I remember about two years ago having a conversation with my boss and we were speculating on the lifespan of a wired network in an Enterprise campus. We both agreed it would all be driven by the App. Well, thanks to carrier networks being what they are, content, cloud and application providers typically develop to the lowest common denominator bandwidth, the cellular mobile networks. Those are networks that struggle to pull off double digit Mbps performance yet we (not necessarily the user, well except for my residential service, another story) are demanding 1Gbps to the desktop. The days of fat client server apps being the bandwidth driver are trending down as SaaS and cloudy like application delivery rapidly grows. Is this the death of the wired Enterprise network?
The traditional wired edge, does not allow for oversubscription of the network, it is one port and one host. Wireless networking allows for oversubscription since the air is a shared medium that all clients attach to. Don’t let shared medium scare you like it used to me. 802.3ac has begun to solve the wireless duplexing problem and the 5GHz spectrum has helped with client density issues as compared to 2.4GHz of the old.

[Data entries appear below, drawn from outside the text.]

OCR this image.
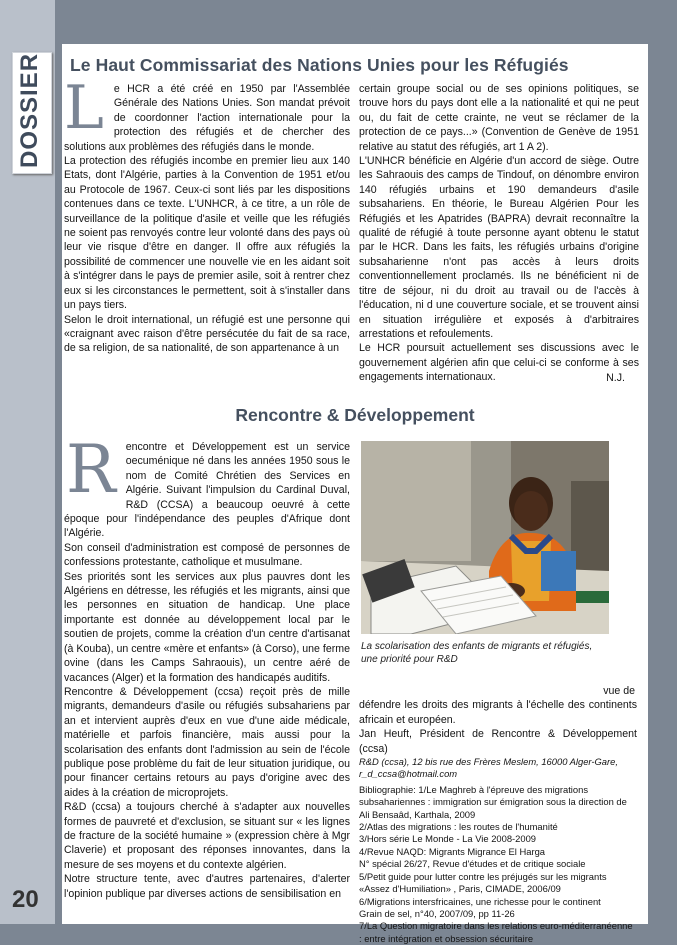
DOSSIER Le Haut Commissariat des Nations Unies pour les Réfugiés

Le HCR a été créé en 1950 par l'Assemblée Générale des Nations Unies. Son mandat prévoit de coordonner l'action internationale pour la protection des réfugiés et de chercher des solutions aux problèmes des réfugiés dans le monde.

La protection des réfugiés incombe en premier lieu aux 140 Etats, dont l'Algérie, parties à la Convention de 1951 et/ou au Protocole de 1967. Ceux-ci sont liés par les dispositions contenues dans ce texte. L'UNHCR, à ce titre, a un rôle de surveillance de la politique d'asile et veille que les réfugiés ne soient pas renvoyés contre leur volonté dans des pays où leur vie risque d'être en danger. Il offre aux réfugiés la possibilité de commencer une nouvelle vie en les aidant soit à s'intégrer dans le pays de premier asile, soit à rentrer chez eux si les circonstances le permettent, soit à s'installer dans un pays tiers.

Selon le droit international, un réfugié est une personne qui «craignant avec raison d'être persécutée du fait de sa race, de sa religion, de sa nationalité, de son appartenance à un

certain groupe social ou de ses opinions politiques, se trouve hors du pays dont elle a la nationalité et qui ne peut ou, du fait de cette crainte, ne veut se réclamer de la protection de ce pays...» (Convention de Genève de 1951 relative au statut des réfugiés, art 1 A 2).

L'UNHCR bénéficie en Algérie d'un accord de siège. Outre les Sahraouis des camps de Tindouf, on dénombre environ 140 réfugiés urbains et 190 demandeurs d'asile subsahariens. En théorie, le Bureau Algérien Pour les Réfugiés et les Apatrides (BAPRA) devrait reconnaître la qualité de réfugié à toute personne ayant obtenu le statut par le HCR. Dans les faits, les réfugiés urbains d'origine subsaharienne n'ont pas accès à leurs droits conventionnellement proclamés. Ils ne bénéficient ni de titre de séjour, ni du droit au travail ou de l'accès à l'éducation, ni d une couverture sociale, et se trouvent ainsi en situation irrégulière et exposés à d'arbitraires arrestations et refoulements.

Le HCR poursuit actuellement ses discussions avec le gouvernement algérien afin que celui-ci se conforme à ses engagements internationaux.	N.J.

Rencontre & Développement

Rencontre et Développement est un service oecuménique né dans les années 1950 sous le nom de Comité Chrétien des Services en Algérie. Suivant l'impulsion du Cardinal Duval, R&D (CCSA) a beaucoup oeuvré à cette époque pour l'indépendance des peuples d'Afrique dont l'Algérie.

Son conseil d'administration est composé de personnes de confessions protestante, catholique et musulmane.

Ses priorités sont les services aux plus pauvres dont les Algériens en détresse, les réfugiés et les migrants, ainsi que les personnes en situation de handicap. Une place importante est donnée au développement local par le soutien de projets, comme la création d'un centre d'artisanat (à Kouba), un centre «mère et enfants» (à Corso), une ferme ovine (dans les Camps Sahraouis), un centre aéré de vacances (Alger) et la formation des handicapés auditifs.

Rencontre & Développement (ccsa) reçoit près de mille migrants, demandeurs d'asile ou réfugiés subsahariens par an et intervient auprès d'eux en vue d'une aide médicale, matérielle et parfois financière, mais aussi pour la scolarisation des enfants dont l'admission au sein de l'école publique pose problème du fait de leur situation juridique, ou pour financer certains retours au pays d'origine avec des aides à la création de microprojets.

R&D (ccsa) a toujours cherché à s'adapter aux nouvelles formes de pauvreté et d'exclusion, se situant sur « les lignes de fracture de la société humaine » (expression chère à Mgr Claverie) et proposant des réponses innovantes, dans la mesure de ses moyens et du contexte algérien.

Notre structure tente, avec d'autres partenaires, d'alerter l'opinion publique par diverses actions de sensibilisation en

La scolarisation des enfants de migrants et réfugiés, une priorité pour R&D

vue de

défendre les droits des migrants à l'échelle des continents africain et européen.

Jan Heuft, Président de Rencontre & Développement (ccsa)

R&D (ccsa), 12 bis rue des Frères Meslem, 16000 Alger-Gare, r_d_ccsa@hotmail.com

Bibliographie: 1/Le Maghreb à l'épreuve des migrations subsahariennes : immigration sur émigration sous la direction de Ali Bensaâd, Karthala, 2009

2/Atlas des migrations : les routes de l'humanité

3/Hors série Le Monde - La Vie 2008-2009

4/Revue NAQD: Migrants Migrance El Harga

N° spécial 26/27, Revue d'études et de critique sociale

5/Petit guide pour lutter contre les préjugés sur les migrants

«Assez d'Humiliation» , Paris, CIMADE, 2006/09

6/Migrations intersfricaines, une richesse pour le continent

Grain de sel, n°40, 2007/09, pp 11-26

7/La Question migratoire dans les relations euro-méditerranéenne : entre intégration et obsession sécuritaire

20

Just this week at Wireless Field Day #3 thanks to Foskett and team, were demos of 600Mbps client throughputs on 802.11ac on gear beginning to ship now. That performance will begin to tip the scale of this idea that we must wire every nook and cranny of the enterprise regardless of actual consumption.
Already Happening
Start thinking like a carrier. One of the number one ways service providers make money is from over subscription. Forget networks for a second, think about your corporate VM farm. That shows cost saving by taking a number of standalone physical boxes and collapses them into one physical box. Lets say that phyisical server has 64Gb of memory and you deploy 50 virtual machines with up to 2Gb of RAM. That works becuase we can effectively predict that each one of those virtual machines will not be using %100 of allocated memory at all times. Now you can effectively manage your resource pools in a central pile by oversubscription and make sure you are actually using what you buy. Instead of 50 physical servers all using %5 of its resources (aka memory, compute, storage) you are now able to allocate excess capacity and scale up and out centrally. In the enterprise that is cost avoidance in a provider business model that is more revenue.The compute and storage world has these tools that allow for this in an orchestrated fashion, networking, not so much.
Align with Business
Providers allocate and sell more than they have, while banking on the odds that the customer will not actually use all of what they have purchased and leased. Providers do this fairly well on expensive long haul link that are pricey to own and operate, in the Enterprise we typically do a horrible job at this. We often build the biggest pipes we can get away with and life cycle gear because the vendors come out with a new a speed or EOL a switch. Thats not good enough. We need to start thinking in terms of blending business in with IT. Avoiding intelligence in the access edge of the network allows for much longer lifecycles. I leave some 3500xl in production on purpose, 100Mb POE serves %99 of average workers just fine. The laptop they are plugging in likely has I/O off the board around 120Mbps. I have gone to war many a time over upgrading a switch with no value just because it was an EOL switch. Internet content while rapidly increasing is often more people doing something rather than higher per flow usage. Five years ago my mom did not go to Youtube, she does now. The other increase is the actually device count, which brings us to the meat.
Wireless Growth
What is driving speeds and power over Ethernet (PoE) requirements on the edge? One thing, wireless. %100 growth year to year in some places is not even close. Uplinks of 1Gb are required for todays access points and then gets oversubscribed. That will cost money since the end point count is growing rapidly. That cost will need to be offset. The port density in a communications closet should start decreasing assuming BYOD and mobile clients continue to trend up as the primary work device.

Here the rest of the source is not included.